I am busy. I work a 50 hr week. I am working towards exams for the last time (thank heavens). I go running. I see my friends. I socialise. I play music. I have been staying with friends for last 5 days, she doesn't know where, or what I am doing. I let her know I was safe and when I would be back, and told her I'd booked counselling as I would find it beneficial and she could come if she liked.
She has moved her work commitments in order to come to counselling. This is a big positive. She also stated how positive she found the last session.

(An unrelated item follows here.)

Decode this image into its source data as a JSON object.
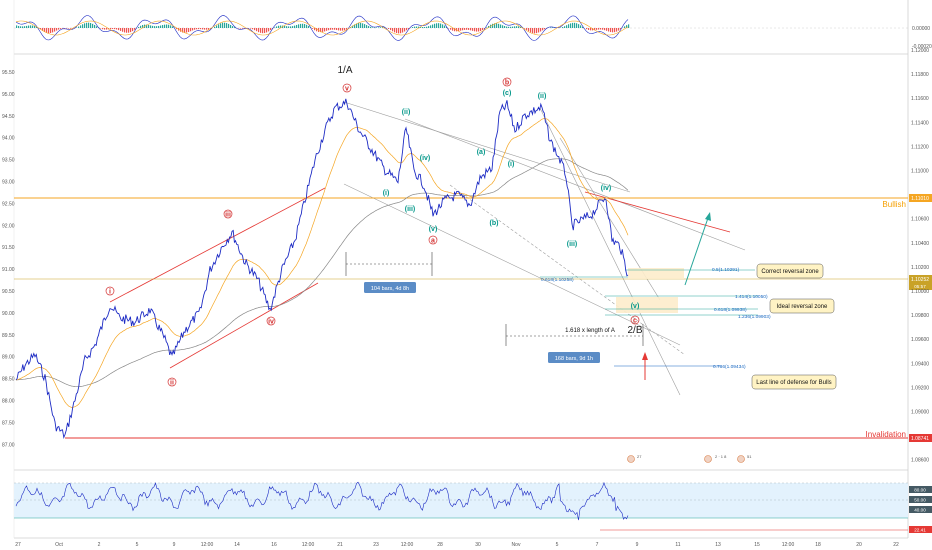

My previous is a 3yr relationship which ended in marriage and then fell apart because a few weeks after getting back from honeymoon the XW was sleeping with one of my best mates and my work colleague. I fought hard for that one too initially, but they rode off into the sunset eventually, and I decided I didn't want her in the end if she could exhibit that kind of behaviour with no remorse. We divorced, which I found very difficult as I've always believed that marriage is for life and you don't just give up when it hits a rocky patch. But she obviously didn't have the same views in the end, despite spouting them ad nauseum to me before we tied the knot. I never got any other feedback from her about what was missing in our relationship. I have had 3 other long term relationships of between 3 and 5 yrs which finished on good terms as we ended up in different stages of life with different ideals to follow. I am still friends with these exs.

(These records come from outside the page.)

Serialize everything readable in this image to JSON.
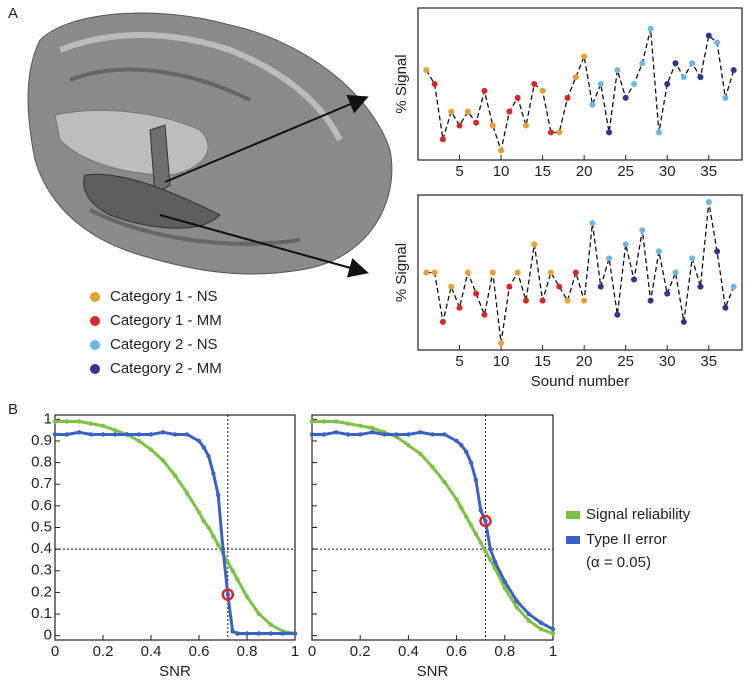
{
  "panel_labels": [
    "A",
    "B"
  ],
  "chart_data": [
    {
      "type": "line",
      "ylabel": "% Signal",
      "xlim": [
        0,
        39
      ],
      "ylim": [
        -0.5,
        10.5
      ],
      "xticks": [
        5,
        10,
        15,
        20,
        25,
        30,
        35
      ],
      "legend": [
        {
          "name": "Category 1 - NS",
          "color": "#e8a030"
        },
        {
          "name": "Category 1 - MM",
          "color": "#d42a2a"
        },
        {
          "name": "Category 2 - NS",
          "color": "#6ab8e8"
        },
        {
          "name": "Category 2 - MM",
          "color": "#2c3590"
        }
      ],
      "x": [
        1,
        2,
        3,
        4,
        5,
        6,
        7,
        8,
        9,
        10,
        11,
        12,
        13,
        14,
        15,
        16,
        17,
        18,
        19,
        20,
        21,
        22,
        23,
        24,
        25,
        26,
        27,
        28,
        29,
        30,
        31,
        32,
        33,
        34,
        35,
        36,
        37,
        38
      ],
      "values": [
        6,
        5,
        1,
        3,
        2,
        3,
        2.2,
        4.5,
        2,
        0.2,
        3,
        4,
        2,
        5,
        4.5,
        1.5,
        1.5,
        4,
        5.5,
        7,
        3.5,
        5,
        1.5,
        6,
        4,
        5,
        6.5,
        9,
        1.5,
        5,
        6.5,
        5.5,
        6.5,
        5.5,
        8.5,
        8,
        4,
        6
      ],
      "point_colors": [
        "#e8a030",
        "#d42a2a",
        "#d42a2a",
        "#e8a030",
        "#d42a2a",
        "#e8a030",
        "#d42a2a",
        "#d42a2a",
        "#e8a030",
        "#e8a030",
        "#d42a2a",
        "#d42a2a",
        "#e8a030",
        "#d42a2a",
        "#e8a030",
        "#d42a2a",
        "#e8a030",
        "#d42a2a",
        "#e8a030",
        "#e8a030",
        "#6ab8e8",
        "#6ab8e8",
        "#2c3590",
        "#6ab8e8",
        "#2c3590",
        "#6ab8e8",
        "#6ab8e8",
        "#6ab8e8",
        "#6ab8e8",
        "#2c3590",
        "#2c3590",
        "#6ab8e8",
        "#6ab8e8",
        "#2c3590",
        "#2c3590",
        "#6ab8e8",
        "#6ab8e8",
        "#2c3590"
      ]
    },
    {
      "type": "line",
      "ylabel": "% Signal",
      "xlabel": "Sound number",
      "xlim": [
        0,
        39
      ],
      "ylim": [
        -0.5,
        10.5
      ],
      "xticks": [
        5,
        10,
        15,
        20,
        25,
        30,
        35
      ],
      "x": [
        1,
        2,
        3,
        4,
        5,
        6,
        7,
        8,
        9,
        10,
        11,
        12,
        13,
        14,
        15,
        16,
        17,
        18,
        19,
        20,
        21,
        22,
        23,
        24,
        25,
        26,
        27,
        28,
        29,
        30,
        31,
        32,
        33,
        34,
        35,
        36,
        37,
        38
      ],
      "values": [
        5,
        5,
        1.5,
        4,
        2.5,
        5,
        3.5,
        2,
        5,
        0,
        4,
        5,
        3,
        7,
        3,
        5,
        4,
        3,
        5,
        3,
        8.5,
        4,
        6,
        2,
        7,
        4.5,
        8,
        3,
        6.5,
        3.5,
        5,
        1.5,
        6,
        4,
        10,
        6.5,
        2.5,
        4
      ],
      "point_colors": [
        "#e8a030",
        "#e8a030",
        "#d42a2a",
        "#e8a030",
        "#d42a2a",
        "#e8a030",
        "#d42a2a",
        "#d42a2a",
        "#e8a030",
        "#e8a030",
        "#d42a2a",
        "#e8a030",
        "#d42a2a",
        "#e8a030",
        "#d42a2a",
        "#e8a030",
        "#d42a2a",
        "#e8a030",
        "#d42a2a",
        "#e8a030",
        "#6ab8e8",
        "#2c3590",
        "#6ab8e8",
        "#2c3590",
        "#6ab8e8",
        "#2c3590",
        "#6ab8e8",
        "#2c3590",
        "#6ab8e8",
        "#2c3590",
        "#6ab8e8",
        "#2c3590",
        "#6ab8e8",
        "#2c3590",
        "#6ab8e8",
        "#2c3590",
        "#2c3590",
        "#6ab8e8"
      ]
    },
    {
      "type": "line",
      "xlabel": "SNR",
      "xlim": [
        0,
        1
      ],
      "ylim": [
        -0.02,
        1.02
      ],
      "xticks": [
        0,
        0.2,
        0.4,
        0.6,
        0.8,
        1
      ],
      "yticks": [
        0,
        0.1,
        0.2,
        0.3,
        0.4,
        0.5,
        0.6,
        0.7,
        0.8,
        0.9,
        1
      ],
      "vlines": [
        0.72
      ],
      "hlines": [
        0.4
      ],
      "highlight": {
        "x": 0.72,
        "y": 0.19
      },
      "x": [
        0,
        0.05,
        0.1,
        0.15,
        0.2,
        0.25,
        0.3,
        0.35,
        0.4,
        0.45,
        0.5,
        0.55,
        0.6,
        0.62,
        0.64,
        0.66,
        0.68,
        0.7,
        0.72,
        0.74,
        0.76,
        0.8,
        0.85,
        0.9,
        0.95,
        1
      ],
      "series": [
        {
          "color": "#7cc243",
          "values": [
            0.99,
            0.99,
            0.99,
            0.98,
            0.97,
            0.95,
            0.93,
            0.9,
            0.86,
            0.81,
            0.74,
            0.66,
            0.57,
            0.53,
            0.5,
            0.46,
            0.42,
            0.38,
            0.34,
            0.3,
            0.26,
            0.18,
            0.1,
            0.05,
            0.02,
            0.01
          ]
        },
        {
          "color": "#3a62c4",
          "values": [
            0.93,
            0.93,
            0.94,
            0.93,
            0.93,
            0.93,
            0.93,
            0.93,
            0.93,
            0.94,
            0.93,
            0.93,
            0.9,
            0.87,
            0.83,
            0.75,
            0.65,
            0.4,
            0.19,
            0.02,
            0.01,
            0.01,
            0.01,
            0.01,
            0.01,
            0.01
          ]
        }
      ]
    },
    {
      "type": "line",
      "xlabel": "SNR",
      "xlim": [
        0,
        1
      ],
      "ylim": [
        -0.02,
        1.02
      ],
      "xticks": [
        0,
        0.2,
        0.4,
        0.6,
        0.8,
        1
      ],
      "yticks": [
        0,
        0.1,
        0.2,
        0.3,
        0.4,
        0.5,
        0.6,
        0.7,
        0.8,
        0.9,
        1
      ],
      "ytick_labels": false,
      "vlines": [
        0.72
      ],
      "hlines": [
        0.4
      ],
      "highlight": {
        "x": 0.72,
        "y": 0.53
      },
      "legend_note": "(α = 0.05)",
      "x": [
        0,
        0.05,
        0.1,
        0.15,
        0.2,
        0.25,
        0.3,
        0.35,
        0.4,
        0.45,
        0.5,
        0.55,
        0.6,
        0.62,
        0.64,
        0.66,
        0.68,
        0.7,
        0.72,
        0.74,
        0.76,
        0.8,
        0.85,
        0.9,
        0.95,
        1
      ],
      "series": [
        {
          "name": "Signal reliability",
          "color": "#7cc243",
          "values": [
            0.99,
            0.99,
            0.99,
            0.98,
            0.97,
            0.96,
            0.94,
            0.92,
            0.88,
            0.84,
            0.78,
            0.71,
            0.63,
            0.59,
            0.55,
            0.51,
            0.47,
            0.43,
            0.39,
            0.35,
            0.31,
            0.22,
            0.13,
            0.07,
            0.03,
            0.01
          ]
        },
        {
          "name": "Type II error",
          "color": "#3a62c4",
          "values": [
            0.93,
            0.93,
            0.94,
            0.93,
            0.93,
            0.94,
            0.93,
            0.93,
            0.93,
            0.94,
            0.93,
            0.93,
            0.9,
            0.88,
            0.85,
            0.8,
            0.72,
            0.58,
            0.53,
            0.4,
            0.34,
            0.25,
            0.16,
            0.1,
            0.06,
            0.03
          ]
        }
      ]
    }
  ]
}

Her previous is a 10yr relationship and a few 6 month ones since. She was single for about 8 months before we met.
We have broken up. She broke up with me. I am living in HER house. It is not a joint house. She owns the deeds, pays the mortgage. I have no claim on it (I own my own property but it is 400 miles away). I find it difficult to stay on that basis, although I think as long as we are attending counselling together I will endeavour to do so.
Prior to meeting we are both in similar stages of life. Careers gone well, decent jobs, financially secure, want to settle down and have a family. That is both our deals.
And now, I have the joys of night shifts until Monday morning.
Reality is that which, if you don't believe in it, doesn't go away.